In The Orchid and the Dandelion , Dr. W. Thomas Boyce writes of the "dandelion" child (hardy, resilient, healthy), able to survive and flourish under most circumstances, and the "orchid" child (sensitive, susceptible, fragile), who, given the right support, can thrive as much as, if not more than, other children.

For the past four decades Boyce has been working with troubled children. The Orchid and the Dandelion offers help to those who have lost their confidence in the promise of a child gone seriously adrift--into drug abuse, delinquency, depression, or destructive friendships, the dark territory of psychological trouble, school failure, or criminality.

Boyce's breakthrough research reveals how genetic makeup and environment shape behavior. Rather than seeing this "risk" gene as a liability, through his daring research, Boyce has recast the way we think of human frailty and shows that while variant genes can create problems (susceptibility to depression, anxiety, attention deficit hyperactivity disorder, and antisocial, sociopathic, or violent behaviors), they can also, in the right setting and with the right nurturing, produce children who not only do better than before but far exceed their peers.

He describes what it is to be an "orchid" child, to live a life far more intense, painful, vivid, and variable than that of a dandelion. For orchid children, the world is often a frightening and overwhelming place. He makes clear that orchids are not failed dandelions and shows people how to embrace the unique gifts, abilities, and strengths of orchid children and how to create and environment at home and work that will allow them to flourish.

Boyce writes, as well, of dandelions: how vital they are to what George Eliot describes as "the growing good of the world," even in the midst of their own struggles and life challenges. He writes of his own family, particularly of his sister, the inspiration for his work, an orchid child overcome by the family's tragedies and sadnesses to which the author, as a dandelion child, was impervious.

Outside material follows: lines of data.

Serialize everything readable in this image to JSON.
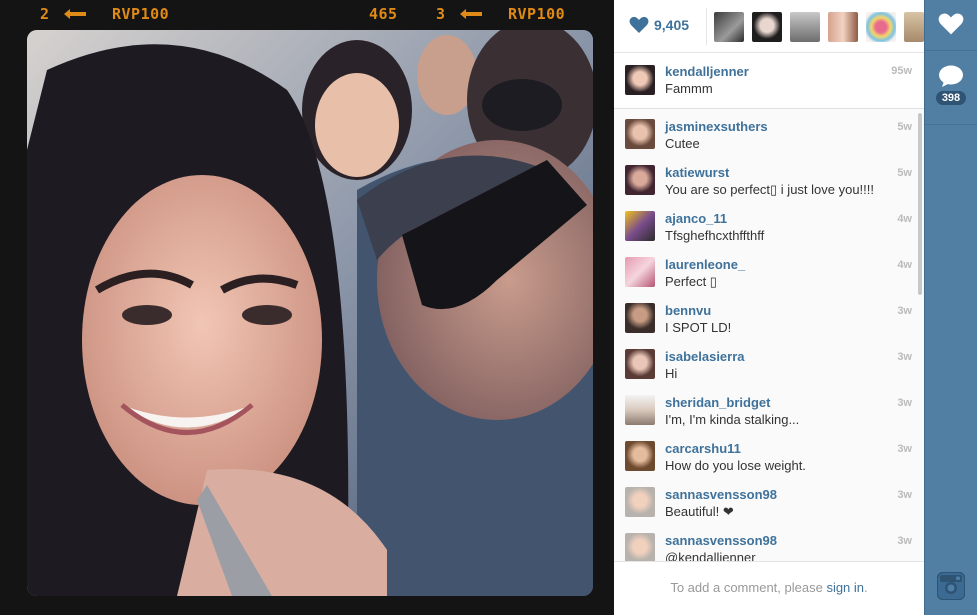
{
  "film": {
    "left_frame": "2",
    "brand_left": "RVP100",
    "frame_code": "465",
    "right_frame": "3",
    "brand_right": "RVP100"
  },
  "likes": {
    "count": "9,405",
    "icon": "heart-icon"
  },
  "caption": {
    "username": "kendalljenner",
    "text": "Fammm",
    "time": "95w"
  },
  "comments": [
    {
      "username": "jasminexsuthers",
      "text": "Cutee",
      "time": "5w"
    },
    {
      "username": "katiewurst",
      "text": "You are so perfect▯ i just love you!!!!",
      "time": "5w"
    },
    {
      "username": "ajanco_11",
      "text": "Tfsghefhcxthffthff",
      "time": "4w"
    },
    {
      "username": "laurenleone_",
      "text": "Perfect ▯",
      "time": "4w"
    },
    {
      "username": "bennvu",
      "text": "I SPOT LD!",
      "time": "3w"
    },
    {
      "username": "isabelasierra",
      "text": "Hi",
      "time": "3w"
    },
    {
      "username": "sheridan_bridget",
      "text": "I'm, I'm kinda stalking...",
      "time": "3w"
    },
    {
      "username": "carcarshu11",
      "text": "How do you lose weight.",
      "time": "3w"
    },
    {
      "username": "sannasvensson98",
      "text": "Beautiful! ❤",
      "time": "3w"
    },
    {
      "username": "sannasvensson98",
      "text": "@kendalljenner",
      "time": "3w"
    }
  ],
  "footer": {
    "prefix": "To add a comment, please ",
    "link": "sign in",
    "suffix": "."
  },
  "actions": {
    "like_icon": "heart-icon",
    "comment_icon": "speech-bubble-icon",
    "comment_count": "398",
    "logo_icon": "instagram-camera-icon"
  },
  "colors": {
    "accent_blue": "#3f729b",
    "sidebar_blue": "#517fa4",
    "film_orange": "#e08a17"
  }
}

And we come to understand that beneath the servicable categories of "orchid" and "dandelion" lies the truer reality of a continuum, a spectrum of sensitivities to the world, along which we all have a place.

Author Notes

W. THOMAS BOYCE, M.D., is the Lisa and John Pritzker Distinguished Professor of Developmental and Behavioral Health and chief of the Division of Developmental Medicine at the University of California, San Francisco. He is also a member of the National Academy of Medicine and codirector of the Child and Brain Development Program of the Canadian Institute for Advanced Research. He lives with his wife in Oakland, California.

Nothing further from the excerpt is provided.